B. Objectives of a properly functioning vibration monitoring system: The real value of a properly functioning vibration monitoring system is that it should be acting as “ensurance” against catastrophic failures, maintaining critical process availability, and providing for a “predictive maintenance versus reactive maintenance” capability within an industrial facility. A significant benefit to the day-to-day operations is to allow Plant Management the higher value use of their skilled, trained and knowledgeable Technicians. Fixing the problems caused by a failed bearing, as an example, is NOT the best use of the limited resources (highly trained Technicians) of most industrial plants. And most importantly, whenever an upset occurs, it causes a potential deficiency in the revenue opportunity to the plant. Whether it is a total inability of the plant to operate (i.e. critical ventilation fan failure for a monitored “air-changes-per-minute” paint room) or simply a pump failing to move as much material as is specified due to a worn out bearing, un-monitored rotating equipment systems can create significant problems and potential losses for industrial plants.
C. Realities of Most Operating Plants: Even with the potential problems identified to the plant, its personnel, and its profits, the realities of most industrial plants is that the vibration monitoring is only performed on a scheduled basis—not on a continuous “live” basis. Plant Management has not traditionally been able to cost effectively monitor critical rotating equipment due to the high installation costs of wired vibration monitoring systems.
These and other difficulties experienced with the prior art devices have been obviated in a novel manner by the present invention.
It is, therefore, an outstanding object of some embodiments of the present invention to provide a way to provide a flexible, scalable and low installed cost electric heat trace/vibration control and monitoring system that provides the effective and consistent means of alarming.

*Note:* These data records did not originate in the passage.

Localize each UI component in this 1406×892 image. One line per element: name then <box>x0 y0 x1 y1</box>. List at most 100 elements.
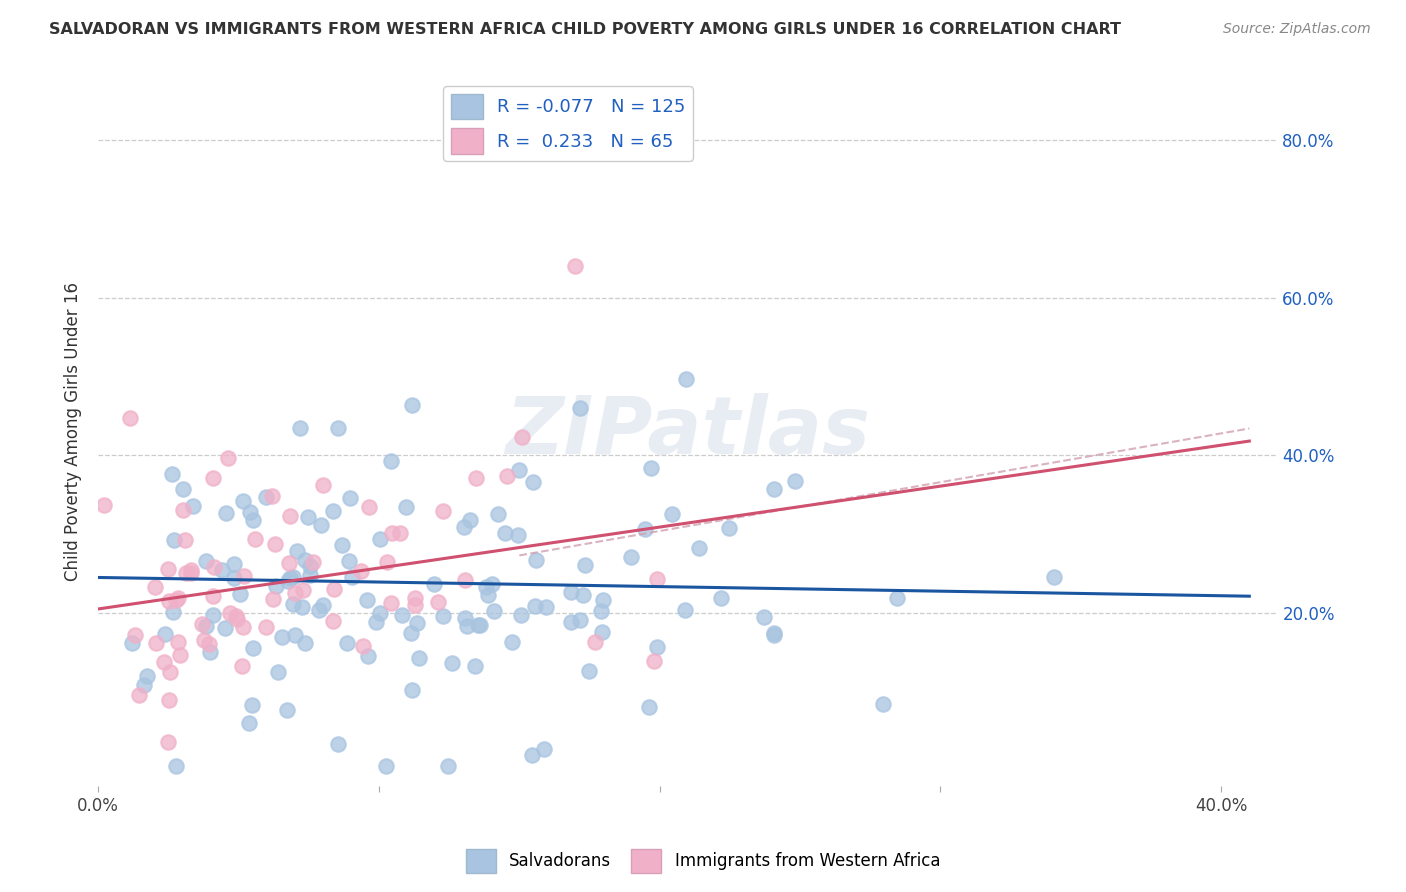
Point <box>217 451 239 466</box>
Point <box>267 665 290 680</box>
Point <box>501 635 523 649</box>
Point <box>352 639 374 653</box>
Point <box>569 401 592 415</box>
Point <box>264 537 287 551</box>
Point <box>330 538 353 552</box>
Point <box>375 759 398 773</box>
Point <box>162 605 184 619</box>
Point <box>299 568 322 582</box>
Point <box>294 553 316 567</box>
Point <box>180 566 202 581</box>
Point <box>564 118 586 132</box>
Point <box>560 584 582 599</box>
Point <box>640 461 662 475</box>
Point <box>222 571 245 585</box>
Point <box>202 607 225 622</box>
Point <box>762 482 785 496</box>
Point <box>153 655 176 669</box>
Point <box>277 556 299 570</box>
Point <box>294 636 316 650</box>
Point <box>222 557 245 571</box>
Point <box>132 678 155 692</box>
Point <box>340 570 363 584</box>
Point <box>477 588 499 602</box>
Point <box>578 664 600 678</box>
Point <box>432 609 454 624</box>
Point <box>380 525 402 540</box>
Point <box>232 620 254 634</box>
Point <box>211 563 233 577</box>
Point <box>270 631 292 645</box>
Point <box>322 504 344 518</box>
Point <box>181 499 204 513</box>
Point <box>375 555 398 569</box>
Point <box>395 500 418 514</box>
Point <box>401 683 423 698</box>
Point <box>121 636 143 650</box>
Point <box>356 648 378 663</box>
Point <box>277 574 299 588</box>
Point <box>406 616 429 631</box>
Point <box>232 568 254 582</box>
Point <box>404 598 426 612</box>
Point <box>401 398 423 412</box>
Point <box>524 553 547 567</box>
Point <box>145 636 167 650</box>
Point <box>482 604 505 618</box>
Point <box>312 477 335 491</box>
Point <box>495 468 517 483</box>
Point <box>190 617 212 632</box>
Point <box>1043 570 1066 584</box>
Point <box>309 518 332 533</box>
Point <box>510 430 533 444</box>
Point <box>93 498 115 512</box>
Point <box>202 559 225 574</box>
Point <box>240 698 263 712</box>
Point <box>284 586 307 600</box>
Point <box>522 475 544 490</box>
Point <box>169 648 191 662</box>
Point <box>464 471 486 485</box>
Point <box>380 454 402 468</box>
Point <box>520 748 543 763</box>
Point <box>283 570 305 584</box>
Point <box>710 591 733 605</box>
Point <box>198 645 221 659</box>
Point <box>591 625 613 640</box>
Point <box>228 587 250 601</box>
Point <box>785 474 807 488</box>
Point <box>510 607 533 622</box>
Point <box>643 655 665 669</box>
Text: Source: ZipAtlas.com: Source: ZipAtlas.com <box>1223 22 1371 37</box>
Point <box>589 604 612 618</box>
Point <box>380 597 402 611</box>
Point <box>454 573 477 587</box>
Point <box>645 640 668 655</box>
Legend: Salvadorans, Immigrants from Western Africa: Salvadorans, Immigrants from Western Afr… <box>460 842 946 880</box>
Point <box>574 558 596 573</box>
Point <box>202 471 225 485</box>
Point <box>242 640 264 655</box>
Point <box>157 735 180 749</box>
Point <box>592 592 614 607</box>
Point <box>647 572 669 586</box>
Point <box>675 372 697 386</box>
Point <box>118 411 141 425</box>
Point <box>523 599 546 613</box>
Point <box>153 626 176 640</box>
Point <box>391 607 413 622</box>
Point <box>238 716 260 731</box>
Point <box>423 577 446 591</box>
Point <box>195 619 218 633</box>
Point <box>752 610 775 624</box>
Point <box>717 521 740 535</box>
Point <box>312 598 335 612</box>
Point <box>388 526 411 541</box>
Point <box>506 528 529 542</box>
Point <box>266 579 288 593</box>
Point <box>468 617 491 632</box>
Point <box>167 635 190 649</box>
Point <box>454 611 477 625</box>
Point <box>214 622 236 636</box>
Point <box>165 759 187 773</box>
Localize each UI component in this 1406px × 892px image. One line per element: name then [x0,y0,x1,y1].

It is a further object of some embodiments of the invention to provide a heat trace/vibration monitoring system that is capable of being manufactured of high quality and at a low cost, enjoys minimum installation costs, provides highly effective function, and which is capable of providing a long and useful life with a minimum of maintenance.
With these and other objects in view, as will be apparent to those skilled in the art, the invention resides in the combination of parts set forth in the specification and covered by the claims appended hereto, it being understood that changes in the precise embodiment of the invention herein disclosed may be made within the scope of what is claimed without departing from the spirit of the invention.